While anger is a natural emotion, and can even be beneficial as part of a healing process, the emotion of anger as a recurring issue can negatively affect lives. Anger can damage our relationships, impede our decision-making, lead to various psychological issues, and cause a reduced quality of life. Some steps can help people come to terms with and heal the anger in more healthy ways.
Ways to Heal Anger
In order to heal anger, the first step is recognizing that it exists. If you’ve ever been described as “tightly wound” or “aggressive” or just plain “moody” these are all signals. When anger tips over it can be pretty difficult to halt; however, as with all things, detecting the signs of anger early is key to stopping a severe incident. It gives you time to halt anger in its tracks and direct your thoughts to a calmer and more constructive place.
Anger brings about a string of physical reactions in your body. These include:
- Faster Breathing
- A Rapid Heartbeat
- Tension In Your Body
- Pacing Or Tapping Of The Feet
- Clenched Jaws Or Fists
These physical bodily changes are early indicators of anger and recognizing them early plays a big part in halting harmful physical responses.
Research has discovered that exercise and other physical activities help decrease stress, a leading cause of anger.

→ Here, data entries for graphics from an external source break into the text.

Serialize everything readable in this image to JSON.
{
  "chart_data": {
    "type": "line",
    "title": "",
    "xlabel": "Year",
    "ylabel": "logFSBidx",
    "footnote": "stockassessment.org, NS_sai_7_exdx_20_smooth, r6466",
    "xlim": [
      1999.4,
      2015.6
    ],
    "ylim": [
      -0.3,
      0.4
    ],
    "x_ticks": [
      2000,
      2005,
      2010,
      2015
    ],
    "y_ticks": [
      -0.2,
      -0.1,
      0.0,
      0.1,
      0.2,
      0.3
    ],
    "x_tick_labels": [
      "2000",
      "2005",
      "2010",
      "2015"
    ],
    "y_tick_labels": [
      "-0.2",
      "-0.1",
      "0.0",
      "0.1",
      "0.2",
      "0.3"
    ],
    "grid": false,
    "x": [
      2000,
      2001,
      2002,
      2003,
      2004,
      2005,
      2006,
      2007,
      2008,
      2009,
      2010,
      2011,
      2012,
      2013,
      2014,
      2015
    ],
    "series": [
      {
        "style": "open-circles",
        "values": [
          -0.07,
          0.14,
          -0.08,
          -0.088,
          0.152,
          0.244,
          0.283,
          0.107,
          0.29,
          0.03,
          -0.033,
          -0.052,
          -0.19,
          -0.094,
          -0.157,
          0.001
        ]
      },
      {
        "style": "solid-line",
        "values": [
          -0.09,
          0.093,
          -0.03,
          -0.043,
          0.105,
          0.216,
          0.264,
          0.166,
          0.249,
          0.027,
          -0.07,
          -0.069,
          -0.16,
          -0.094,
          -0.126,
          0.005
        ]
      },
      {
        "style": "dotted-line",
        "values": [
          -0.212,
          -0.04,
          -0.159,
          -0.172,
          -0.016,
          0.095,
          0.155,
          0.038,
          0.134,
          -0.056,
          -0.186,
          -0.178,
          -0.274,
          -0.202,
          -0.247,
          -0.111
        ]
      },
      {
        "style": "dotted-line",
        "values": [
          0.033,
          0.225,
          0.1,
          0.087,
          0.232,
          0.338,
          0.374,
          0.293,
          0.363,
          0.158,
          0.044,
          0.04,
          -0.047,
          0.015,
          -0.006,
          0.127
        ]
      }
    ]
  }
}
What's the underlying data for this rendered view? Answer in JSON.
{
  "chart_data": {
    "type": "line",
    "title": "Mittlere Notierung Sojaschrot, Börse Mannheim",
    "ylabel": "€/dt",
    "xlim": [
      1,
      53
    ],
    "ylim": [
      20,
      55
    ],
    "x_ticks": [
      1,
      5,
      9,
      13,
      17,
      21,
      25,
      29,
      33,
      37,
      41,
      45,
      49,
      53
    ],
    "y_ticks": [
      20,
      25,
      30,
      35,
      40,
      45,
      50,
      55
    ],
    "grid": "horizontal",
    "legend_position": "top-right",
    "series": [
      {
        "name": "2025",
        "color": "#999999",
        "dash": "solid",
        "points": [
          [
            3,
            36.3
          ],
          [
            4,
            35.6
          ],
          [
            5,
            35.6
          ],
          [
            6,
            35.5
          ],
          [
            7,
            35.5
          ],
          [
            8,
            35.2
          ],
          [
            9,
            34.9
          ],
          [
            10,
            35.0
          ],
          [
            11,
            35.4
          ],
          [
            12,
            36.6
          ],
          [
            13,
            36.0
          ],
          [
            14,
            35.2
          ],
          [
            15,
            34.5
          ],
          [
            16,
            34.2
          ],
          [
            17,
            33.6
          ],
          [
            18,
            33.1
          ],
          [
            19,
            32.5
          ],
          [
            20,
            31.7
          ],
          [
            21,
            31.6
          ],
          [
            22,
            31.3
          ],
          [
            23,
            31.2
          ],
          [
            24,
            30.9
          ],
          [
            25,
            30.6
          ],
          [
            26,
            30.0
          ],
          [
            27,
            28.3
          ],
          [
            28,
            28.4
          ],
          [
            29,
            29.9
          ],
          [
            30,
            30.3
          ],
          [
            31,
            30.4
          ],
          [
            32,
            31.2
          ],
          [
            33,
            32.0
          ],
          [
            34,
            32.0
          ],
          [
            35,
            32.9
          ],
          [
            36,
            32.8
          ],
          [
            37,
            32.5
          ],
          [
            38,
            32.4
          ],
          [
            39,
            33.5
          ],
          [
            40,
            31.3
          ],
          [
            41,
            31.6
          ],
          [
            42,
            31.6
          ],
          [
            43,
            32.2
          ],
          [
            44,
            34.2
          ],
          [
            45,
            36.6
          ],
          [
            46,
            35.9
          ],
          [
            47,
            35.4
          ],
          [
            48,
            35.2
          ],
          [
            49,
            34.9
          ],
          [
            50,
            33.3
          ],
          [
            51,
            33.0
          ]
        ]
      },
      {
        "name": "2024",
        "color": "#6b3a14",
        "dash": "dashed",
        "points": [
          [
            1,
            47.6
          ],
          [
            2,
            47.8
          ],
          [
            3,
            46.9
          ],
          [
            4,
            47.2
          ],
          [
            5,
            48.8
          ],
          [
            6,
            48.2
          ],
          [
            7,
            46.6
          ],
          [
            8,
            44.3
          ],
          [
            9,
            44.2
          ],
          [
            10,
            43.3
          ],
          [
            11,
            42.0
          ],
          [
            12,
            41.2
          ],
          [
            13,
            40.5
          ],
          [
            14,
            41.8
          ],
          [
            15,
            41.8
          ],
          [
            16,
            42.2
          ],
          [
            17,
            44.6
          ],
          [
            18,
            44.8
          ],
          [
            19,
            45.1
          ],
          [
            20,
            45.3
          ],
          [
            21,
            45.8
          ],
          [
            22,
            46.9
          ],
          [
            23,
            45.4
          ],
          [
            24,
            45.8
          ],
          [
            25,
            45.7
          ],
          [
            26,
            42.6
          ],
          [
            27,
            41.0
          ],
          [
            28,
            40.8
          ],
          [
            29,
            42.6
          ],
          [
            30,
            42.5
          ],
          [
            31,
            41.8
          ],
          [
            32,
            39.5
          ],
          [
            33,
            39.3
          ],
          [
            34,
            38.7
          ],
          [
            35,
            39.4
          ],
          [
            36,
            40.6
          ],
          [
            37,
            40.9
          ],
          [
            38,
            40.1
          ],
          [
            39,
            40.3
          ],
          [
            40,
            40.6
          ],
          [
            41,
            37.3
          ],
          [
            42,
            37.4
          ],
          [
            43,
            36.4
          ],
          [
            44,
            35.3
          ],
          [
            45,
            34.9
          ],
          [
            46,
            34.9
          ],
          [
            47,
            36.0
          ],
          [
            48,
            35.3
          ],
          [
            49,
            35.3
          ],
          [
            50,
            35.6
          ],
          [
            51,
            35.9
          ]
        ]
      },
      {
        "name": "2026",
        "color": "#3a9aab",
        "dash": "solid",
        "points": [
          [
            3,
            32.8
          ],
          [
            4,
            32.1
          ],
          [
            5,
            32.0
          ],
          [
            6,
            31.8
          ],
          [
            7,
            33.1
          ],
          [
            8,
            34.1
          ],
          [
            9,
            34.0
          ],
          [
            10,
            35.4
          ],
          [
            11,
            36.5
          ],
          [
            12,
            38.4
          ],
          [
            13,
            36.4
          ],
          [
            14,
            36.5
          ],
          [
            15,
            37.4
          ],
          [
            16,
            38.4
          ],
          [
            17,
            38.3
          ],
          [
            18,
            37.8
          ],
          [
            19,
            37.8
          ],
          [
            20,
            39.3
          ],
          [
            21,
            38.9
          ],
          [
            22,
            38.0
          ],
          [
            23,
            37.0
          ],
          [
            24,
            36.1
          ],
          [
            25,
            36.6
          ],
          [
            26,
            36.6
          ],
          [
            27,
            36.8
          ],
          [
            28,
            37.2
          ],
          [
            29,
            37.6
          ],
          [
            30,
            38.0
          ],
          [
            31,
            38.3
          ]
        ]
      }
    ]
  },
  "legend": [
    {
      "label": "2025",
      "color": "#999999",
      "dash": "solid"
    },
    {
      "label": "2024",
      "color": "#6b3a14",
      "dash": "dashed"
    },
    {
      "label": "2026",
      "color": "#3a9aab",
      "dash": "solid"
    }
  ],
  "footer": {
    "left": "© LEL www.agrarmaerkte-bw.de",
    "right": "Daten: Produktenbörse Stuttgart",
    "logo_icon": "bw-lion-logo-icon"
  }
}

Going for a run, a brisk walk, or engaging in other physical activities can help keep your anger under check, especially if you feel it escalating.
Closely related to exercise is taking a time out or a break when you feel stressed or placed under pressure that can trigger anger. Five to ten minutes of quiet time does wonders in making you feel better and ready for anything without getting angry. Most psychologists recommend humor; however, a quiet time still does wonder at achieving the same results.
Unlike exercising or taking a time out, self-care time releases yourself from any subconscious blame held as a result of the anger situation. While most people feel angry at situations or conflicts, we can subconsciously blame ourselves for letting those situations happen in the first place.
Maybe you played a role in the conflict, you ignored apparent red flags, or you didn’t step away from the situation earlier. Blaming yourself would keep you from truly healing. Self-care time allows you to stop blaming yourself and release the negative energy, as forgiving yourself is the first proper step to healing anger.
There are various relaxation skills proven to help heal anger, and you should put these skills to work whenever you feel anger rising.
These skills include:
- Deep-Breathing Exercises
- Imagining A Relaxing Scene
- Repeating A Calming Phrase
- Listening To Music
- Writing In A Journal
- Doing Yoga
These skills are many, and what works for someone else might not be as effective for you. Try out a few and pick the one that works best for you.
The most crucial step in healing from anger is forgiving the offending individual. While all the steps listed above help handle and heal anger, their effects are temporary, and only forgiveness completely heals anger.
Contrary to popular thoughts, psychologists have found that forgiveness is a mindset and a new way of life rather than a one-off thing. Forgiveness should be practiced every day. We should let go of past hurts and feelings of having revenge for those actions.
While it can be incredibly difficult to practice forgiveness, it is the ultimate step to healing anger and living healthy lives.
There are various exercises thought to help with forgiving and letting go of past pains and hurts. The most popular is Tonglen, practiced in Tibetan Buddhism, which promotes deep compassion by letting go of past hurt and pain.